Quando crollano gli argini che strutturano l’io e che consentono di mantener ferma la distinzione fra io e mondo, parliamo di io diviso o di schizofrenia. Nella labilità che deriva dalla “crisi della presenza”, si apre, nel teatro di Pirandello, la possibilità di una rivelazione. Almeno ad alcuni è possibile distinguersi da «coloro che si ingannano», «scoprire il gioco», superare il piano delle «misere apparenze», affacciarsi – sia pure «di tratto in tratto» – all’indicibile e sconvolgente verità della vita. Come per alcuni, molto più tardi teorici dell’eccezionalità della dimensione della follia, in quegli attimi – anche per Pirandello – si poteva vedere «in se stessa la vita». Nel mondo della psichiatria (o meglio nel mondo della cosiddetta antipsichiatria) ci si è spinti, su questo terreno, molto più avanti di Pirandello. In un libro che ebbe grande fortuna (anche presso psichiatri) Ronald Laing presentò il viaggio «nel tempo mitico ed eterno della follia» come un rimedio all’insostenibilità del presente e come una via d’uscita verso l’essere, l’autenticità, la verità.
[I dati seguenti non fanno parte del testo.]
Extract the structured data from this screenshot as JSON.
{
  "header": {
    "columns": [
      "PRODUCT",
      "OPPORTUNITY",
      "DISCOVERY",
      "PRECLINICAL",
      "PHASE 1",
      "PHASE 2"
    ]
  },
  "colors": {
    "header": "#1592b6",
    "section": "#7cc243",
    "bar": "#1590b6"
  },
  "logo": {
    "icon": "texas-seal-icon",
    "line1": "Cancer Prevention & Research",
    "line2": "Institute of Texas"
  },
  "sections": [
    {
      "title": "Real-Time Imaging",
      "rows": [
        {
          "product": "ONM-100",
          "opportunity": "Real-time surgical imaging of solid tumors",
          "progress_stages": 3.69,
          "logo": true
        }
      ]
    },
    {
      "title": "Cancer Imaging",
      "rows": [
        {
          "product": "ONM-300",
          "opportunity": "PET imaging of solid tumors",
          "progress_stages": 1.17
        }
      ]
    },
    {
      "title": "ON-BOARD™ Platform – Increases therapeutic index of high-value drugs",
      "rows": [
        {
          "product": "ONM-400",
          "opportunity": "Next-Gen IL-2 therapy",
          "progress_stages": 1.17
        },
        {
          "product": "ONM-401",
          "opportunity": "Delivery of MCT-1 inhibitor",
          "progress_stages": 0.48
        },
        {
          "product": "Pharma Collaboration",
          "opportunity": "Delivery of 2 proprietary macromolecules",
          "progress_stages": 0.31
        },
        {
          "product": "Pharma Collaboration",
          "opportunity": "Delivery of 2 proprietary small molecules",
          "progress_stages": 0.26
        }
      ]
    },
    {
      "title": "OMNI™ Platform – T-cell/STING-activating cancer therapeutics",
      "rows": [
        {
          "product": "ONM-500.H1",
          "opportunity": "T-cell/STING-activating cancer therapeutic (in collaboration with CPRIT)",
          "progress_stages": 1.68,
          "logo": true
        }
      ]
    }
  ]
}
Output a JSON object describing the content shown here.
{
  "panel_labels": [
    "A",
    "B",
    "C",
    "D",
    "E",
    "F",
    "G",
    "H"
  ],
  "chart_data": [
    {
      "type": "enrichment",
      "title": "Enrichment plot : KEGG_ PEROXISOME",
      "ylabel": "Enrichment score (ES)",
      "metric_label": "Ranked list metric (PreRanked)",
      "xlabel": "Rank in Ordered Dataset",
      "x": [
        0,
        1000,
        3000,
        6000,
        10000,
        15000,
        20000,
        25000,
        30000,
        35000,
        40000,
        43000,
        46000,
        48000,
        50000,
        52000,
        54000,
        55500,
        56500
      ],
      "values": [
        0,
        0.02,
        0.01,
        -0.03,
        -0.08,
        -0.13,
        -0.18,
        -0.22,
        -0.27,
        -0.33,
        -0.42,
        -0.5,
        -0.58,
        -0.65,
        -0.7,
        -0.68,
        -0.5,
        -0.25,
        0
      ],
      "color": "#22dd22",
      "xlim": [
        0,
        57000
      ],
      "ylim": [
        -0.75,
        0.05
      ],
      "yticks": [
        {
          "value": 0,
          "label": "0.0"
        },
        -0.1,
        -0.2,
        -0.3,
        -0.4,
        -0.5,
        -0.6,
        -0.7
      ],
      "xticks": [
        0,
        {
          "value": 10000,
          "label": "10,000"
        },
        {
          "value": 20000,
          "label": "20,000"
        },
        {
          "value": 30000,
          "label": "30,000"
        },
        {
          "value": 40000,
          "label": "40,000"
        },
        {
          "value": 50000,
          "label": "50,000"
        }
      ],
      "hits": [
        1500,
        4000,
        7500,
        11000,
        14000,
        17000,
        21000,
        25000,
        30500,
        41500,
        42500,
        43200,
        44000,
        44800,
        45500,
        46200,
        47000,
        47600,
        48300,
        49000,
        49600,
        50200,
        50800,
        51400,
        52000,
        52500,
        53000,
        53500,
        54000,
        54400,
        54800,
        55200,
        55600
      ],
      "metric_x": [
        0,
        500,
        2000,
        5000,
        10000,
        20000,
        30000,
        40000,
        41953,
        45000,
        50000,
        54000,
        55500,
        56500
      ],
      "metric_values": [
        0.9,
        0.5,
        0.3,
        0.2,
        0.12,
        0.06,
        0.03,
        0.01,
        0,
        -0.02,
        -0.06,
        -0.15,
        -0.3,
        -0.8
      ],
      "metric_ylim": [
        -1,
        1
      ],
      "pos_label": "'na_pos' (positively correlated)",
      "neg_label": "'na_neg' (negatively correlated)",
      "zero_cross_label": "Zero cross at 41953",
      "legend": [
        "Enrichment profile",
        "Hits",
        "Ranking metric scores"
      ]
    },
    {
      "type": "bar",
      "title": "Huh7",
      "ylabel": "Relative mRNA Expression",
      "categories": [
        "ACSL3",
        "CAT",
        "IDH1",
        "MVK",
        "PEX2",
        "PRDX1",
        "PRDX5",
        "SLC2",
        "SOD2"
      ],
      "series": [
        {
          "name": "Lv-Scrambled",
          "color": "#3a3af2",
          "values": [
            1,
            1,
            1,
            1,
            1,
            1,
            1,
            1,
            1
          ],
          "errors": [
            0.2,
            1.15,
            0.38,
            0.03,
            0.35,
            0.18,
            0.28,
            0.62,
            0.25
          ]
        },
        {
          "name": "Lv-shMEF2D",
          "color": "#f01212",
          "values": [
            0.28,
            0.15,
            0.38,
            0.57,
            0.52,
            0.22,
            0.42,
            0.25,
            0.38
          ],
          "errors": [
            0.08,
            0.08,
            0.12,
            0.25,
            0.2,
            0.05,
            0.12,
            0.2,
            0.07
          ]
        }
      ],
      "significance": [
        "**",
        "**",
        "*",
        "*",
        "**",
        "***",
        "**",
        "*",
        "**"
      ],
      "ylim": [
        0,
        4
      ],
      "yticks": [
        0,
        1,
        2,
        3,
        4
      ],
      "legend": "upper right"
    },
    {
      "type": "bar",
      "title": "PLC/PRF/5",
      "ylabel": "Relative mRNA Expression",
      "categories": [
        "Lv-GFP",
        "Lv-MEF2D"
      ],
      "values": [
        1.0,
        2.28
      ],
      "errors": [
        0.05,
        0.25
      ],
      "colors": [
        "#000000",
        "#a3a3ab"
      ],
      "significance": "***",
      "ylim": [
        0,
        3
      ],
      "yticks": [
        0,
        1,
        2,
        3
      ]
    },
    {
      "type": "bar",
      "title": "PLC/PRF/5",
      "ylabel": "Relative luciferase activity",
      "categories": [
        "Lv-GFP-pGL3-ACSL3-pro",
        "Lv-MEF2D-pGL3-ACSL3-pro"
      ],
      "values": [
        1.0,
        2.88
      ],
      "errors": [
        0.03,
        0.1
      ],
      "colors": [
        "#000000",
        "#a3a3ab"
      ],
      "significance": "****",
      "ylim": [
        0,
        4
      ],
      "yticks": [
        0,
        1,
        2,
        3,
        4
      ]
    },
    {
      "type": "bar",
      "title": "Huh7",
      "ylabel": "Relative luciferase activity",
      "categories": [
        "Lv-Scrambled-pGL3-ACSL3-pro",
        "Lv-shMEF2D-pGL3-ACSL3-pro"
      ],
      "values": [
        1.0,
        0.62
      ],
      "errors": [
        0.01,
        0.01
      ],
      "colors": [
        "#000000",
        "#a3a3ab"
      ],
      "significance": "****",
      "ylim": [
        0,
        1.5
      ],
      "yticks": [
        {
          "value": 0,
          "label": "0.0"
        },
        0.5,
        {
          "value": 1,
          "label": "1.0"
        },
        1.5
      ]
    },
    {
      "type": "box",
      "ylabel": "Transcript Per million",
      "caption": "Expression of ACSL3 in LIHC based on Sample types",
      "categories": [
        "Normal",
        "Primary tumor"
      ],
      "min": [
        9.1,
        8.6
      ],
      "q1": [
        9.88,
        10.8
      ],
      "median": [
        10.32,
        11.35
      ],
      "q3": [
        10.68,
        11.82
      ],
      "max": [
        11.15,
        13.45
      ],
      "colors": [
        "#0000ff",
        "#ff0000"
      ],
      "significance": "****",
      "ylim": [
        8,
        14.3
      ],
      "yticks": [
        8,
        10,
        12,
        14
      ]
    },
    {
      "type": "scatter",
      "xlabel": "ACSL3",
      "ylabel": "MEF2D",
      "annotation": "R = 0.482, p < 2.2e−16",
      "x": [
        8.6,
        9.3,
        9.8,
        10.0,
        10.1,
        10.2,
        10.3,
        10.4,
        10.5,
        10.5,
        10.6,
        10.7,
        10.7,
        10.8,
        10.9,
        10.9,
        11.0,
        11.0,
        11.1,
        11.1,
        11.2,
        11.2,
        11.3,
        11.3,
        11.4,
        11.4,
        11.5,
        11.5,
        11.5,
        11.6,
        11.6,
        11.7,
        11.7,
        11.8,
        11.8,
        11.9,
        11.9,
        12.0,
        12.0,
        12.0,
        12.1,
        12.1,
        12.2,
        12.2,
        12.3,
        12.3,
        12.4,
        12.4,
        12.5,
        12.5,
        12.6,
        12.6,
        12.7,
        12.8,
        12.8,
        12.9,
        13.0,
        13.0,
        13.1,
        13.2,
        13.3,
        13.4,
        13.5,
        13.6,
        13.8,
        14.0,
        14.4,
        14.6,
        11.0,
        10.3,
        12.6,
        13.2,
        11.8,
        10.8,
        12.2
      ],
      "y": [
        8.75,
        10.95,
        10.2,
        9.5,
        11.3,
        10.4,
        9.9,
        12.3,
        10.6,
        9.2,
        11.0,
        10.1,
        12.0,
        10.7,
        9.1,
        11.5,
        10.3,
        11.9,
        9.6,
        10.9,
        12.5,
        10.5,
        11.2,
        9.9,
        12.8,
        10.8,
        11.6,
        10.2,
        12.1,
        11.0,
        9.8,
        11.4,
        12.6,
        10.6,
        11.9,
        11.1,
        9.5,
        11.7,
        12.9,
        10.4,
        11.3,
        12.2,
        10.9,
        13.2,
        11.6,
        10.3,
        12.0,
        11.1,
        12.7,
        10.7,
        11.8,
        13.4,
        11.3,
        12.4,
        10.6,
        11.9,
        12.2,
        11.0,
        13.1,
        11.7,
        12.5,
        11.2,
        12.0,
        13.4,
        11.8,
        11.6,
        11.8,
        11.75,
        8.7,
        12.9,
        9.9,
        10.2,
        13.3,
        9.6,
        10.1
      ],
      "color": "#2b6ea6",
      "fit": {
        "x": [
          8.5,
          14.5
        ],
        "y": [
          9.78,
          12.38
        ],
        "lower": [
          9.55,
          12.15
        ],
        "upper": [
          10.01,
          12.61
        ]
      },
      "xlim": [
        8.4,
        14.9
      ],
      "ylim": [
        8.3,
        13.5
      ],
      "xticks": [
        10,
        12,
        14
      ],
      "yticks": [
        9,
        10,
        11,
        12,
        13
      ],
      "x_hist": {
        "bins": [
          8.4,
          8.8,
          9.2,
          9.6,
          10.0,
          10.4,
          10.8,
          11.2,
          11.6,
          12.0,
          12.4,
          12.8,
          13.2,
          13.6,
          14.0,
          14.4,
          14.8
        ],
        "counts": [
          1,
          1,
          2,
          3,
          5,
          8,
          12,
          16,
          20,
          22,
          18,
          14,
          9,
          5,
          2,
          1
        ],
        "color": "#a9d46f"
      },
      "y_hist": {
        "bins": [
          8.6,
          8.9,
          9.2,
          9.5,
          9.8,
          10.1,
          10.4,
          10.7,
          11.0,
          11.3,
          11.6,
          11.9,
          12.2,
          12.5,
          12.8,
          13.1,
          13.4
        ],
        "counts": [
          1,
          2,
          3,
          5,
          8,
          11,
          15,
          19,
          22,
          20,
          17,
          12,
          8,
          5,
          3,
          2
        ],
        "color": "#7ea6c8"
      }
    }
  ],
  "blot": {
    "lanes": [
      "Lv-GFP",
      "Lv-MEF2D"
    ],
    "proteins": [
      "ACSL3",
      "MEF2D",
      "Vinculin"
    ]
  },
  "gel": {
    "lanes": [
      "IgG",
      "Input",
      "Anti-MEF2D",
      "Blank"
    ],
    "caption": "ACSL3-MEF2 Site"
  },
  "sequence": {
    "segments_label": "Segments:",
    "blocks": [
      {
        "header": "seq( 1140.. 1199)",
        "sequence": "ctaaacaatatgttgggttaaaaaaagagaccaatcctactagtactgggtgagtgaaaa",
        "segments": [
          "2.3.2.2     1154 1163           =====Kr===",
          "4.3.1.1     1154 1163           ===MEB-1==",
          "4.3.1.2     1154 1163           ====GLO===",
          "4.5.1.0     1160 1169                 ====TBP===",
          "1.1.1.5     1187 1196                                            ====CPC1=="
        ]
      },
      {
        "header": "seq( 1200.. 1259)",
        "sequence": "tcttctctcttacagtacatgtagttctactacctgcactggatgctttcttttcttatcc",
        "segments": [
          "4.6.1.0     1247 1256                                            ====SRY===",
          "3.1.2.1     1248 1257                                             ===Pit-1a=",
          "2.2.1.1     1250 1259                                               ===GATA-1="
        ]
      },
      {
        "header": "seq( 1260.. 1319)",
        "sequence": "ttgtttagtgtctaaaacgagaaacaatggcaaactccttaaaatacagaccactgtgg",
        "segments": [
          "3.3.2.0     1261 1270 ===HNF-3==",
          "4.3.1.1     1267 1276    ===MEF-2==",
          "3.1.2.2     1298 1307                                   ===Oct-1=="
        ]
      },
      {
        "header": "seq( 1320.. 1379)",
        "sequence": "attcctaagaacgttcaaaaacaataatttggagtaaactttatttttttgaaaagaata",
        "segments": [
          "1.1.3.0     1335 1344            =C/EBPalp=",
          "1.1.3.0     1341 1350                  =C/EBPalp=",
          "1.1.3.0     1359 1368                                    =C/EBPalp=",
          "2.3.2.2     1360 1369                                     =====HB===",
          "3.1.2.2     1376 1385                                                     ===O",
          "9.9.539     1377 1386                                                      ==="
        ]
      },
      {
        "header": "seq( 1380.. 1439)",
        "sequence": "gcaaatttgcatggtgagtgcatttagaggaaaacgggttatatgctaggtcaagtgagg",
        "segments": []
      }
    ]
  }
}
Oggi non c’è solo il riconoscimento degli elementi positivi che sarebbero presenti in alcune patologie. Oggi alcuni disturbi del comportamento alimentare vengono fatti oggetto di vera e propria propaganda. Fra i nomi compresi in un elenco di Pro-Ana Supportive Sites compaiono (o comparivano, perché vari siti sono stati chiusi) i seguenti titoli: Fat like Me, Fragile Innocence, Nothing Gonna Stop Me, Pursuit of Perfection, Salvation through Starvation, Starving for Perfection, Food is Evil e così via. A questi siti (molti dei quali si limitano a un titolo) viene attribuito il nome di Anorexia pride websites ovvero siti dell’orgoglio anoressico. I disturbi del comportamento alimentare non dipendono certo solo dalla cultura, ma hanno indubbiamente a che fare con la cultura, con i modi di vivere, con i modelli di comportamento.
Tutti i saggi qui pubblicati affrontano anche questo tema. Quello di Paolo Rossi presenta il tema del mangiare (sul quale sta scrivendo un libro) come rapporto tra natura e cultura e si sofferma sul rapporto tra anoressia e mondo della moda. Il saggio di Laura Dalla Ragione ci parla di una vera e propria epidemia sociale e mostra come alla diffusione di questi disturbi si accompagnino importanti modificazioni delle loro caratteristiche psicopatologiche. Le sindromi più frequenti si allontanano dai quadri classici. Si estendono ai maschi disturbi che sembravano quasi esclusivamente femminili. Emilio Franzoni e Leonardo Sacrato ci parlano della estensione dei disturbi del comportamento alimentare all’età infantile e dei problemi connessi a tale estensione. Simonetta Marucci analizza la tensione tra piacere e prudenza che, nei paesi dove il cibo è più abbondante, ha condotto a trasferire sul cibo una serie di tabù che erano tipici della sfera sessuale. Alessandro Catucci analizza il tema del digiuno in quanto collegato a luoghi o fasi di passaggio. Il digiuno dell’anoressica, frequente nella fase di separazione dal mondo dell’infanzia e di individuazione dell’adolescente è estremamente suggestivo di confronti con i digiuni di altri riti di passaggio.